Da quanto esposto, ci rendiamo conto, che la figura degli operatori sanitari è fondamentale, centrale, il primo filtro tra la donna che ha subito violenza e le istituzioni.

Ma consapevolmente, ammettiamo che il tutto è lasciato al caso, senza una adeguata formazione del personale in tal senso. Sono molte le donne che, vittime di violenze, hanno raccontato come spesso, il personale sanitario, anche infermieristico, non ha saputo vedere oltre quel riserbo, oltre la paura, la vergogna, i silenzi che urlavano giustizia, e in molti casi hanno giudicato.

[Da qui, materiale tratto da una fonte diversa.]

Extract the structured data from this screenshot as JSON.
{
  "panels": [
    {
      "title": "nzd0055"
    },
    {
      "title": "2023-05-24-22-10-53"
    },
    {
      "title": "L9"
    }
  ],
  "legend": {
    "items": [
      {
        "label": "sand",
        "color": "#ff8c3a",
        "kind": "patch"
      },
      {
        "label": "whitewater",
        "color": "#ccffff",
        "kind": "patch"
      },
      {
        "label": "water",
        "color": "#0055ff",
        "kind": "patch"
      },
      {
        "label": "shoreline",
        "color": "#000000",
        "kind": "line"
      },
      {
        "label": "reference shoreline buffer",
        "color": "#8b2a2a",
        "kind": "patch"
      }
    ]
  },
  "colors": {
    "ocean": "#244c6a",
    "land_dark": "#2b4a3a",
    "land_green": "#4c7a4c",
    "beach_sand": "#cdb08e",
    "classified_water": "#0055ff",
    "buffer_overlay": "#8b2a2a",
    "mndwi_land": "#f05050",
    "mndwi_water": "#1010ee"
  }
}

Dato il ruolo importante all' interno del processo di assistenza alle donne vittime di violenza, che ci vede anche come educatori, si auspica che le nostre aziende ospedaliere, formino adeguatamente il personale, affinchè cada quel muro di paura, di silenzi impenetrabili, e le donne possano trovare un valido aiuto che le indirizzi alla denuncia, e le prepari al "dopo".

Perchè quelle grida silenziose possano essere ascoltate e comprese, perchè quell'incidente domestico venga trascritto con il suo vero significato, ovvero, "violenza".

Il trend è in crescita, le famiglie sono diventate focolai di violenza inaudita, fisica e psicologica, e sono sempre più numerosi gli accessi ai nostri pronto soccorso da parte di donne che subiscono soprusi.

Non possiamo farci trovare impreparati, ma capaci, di curare le ferite più profonde.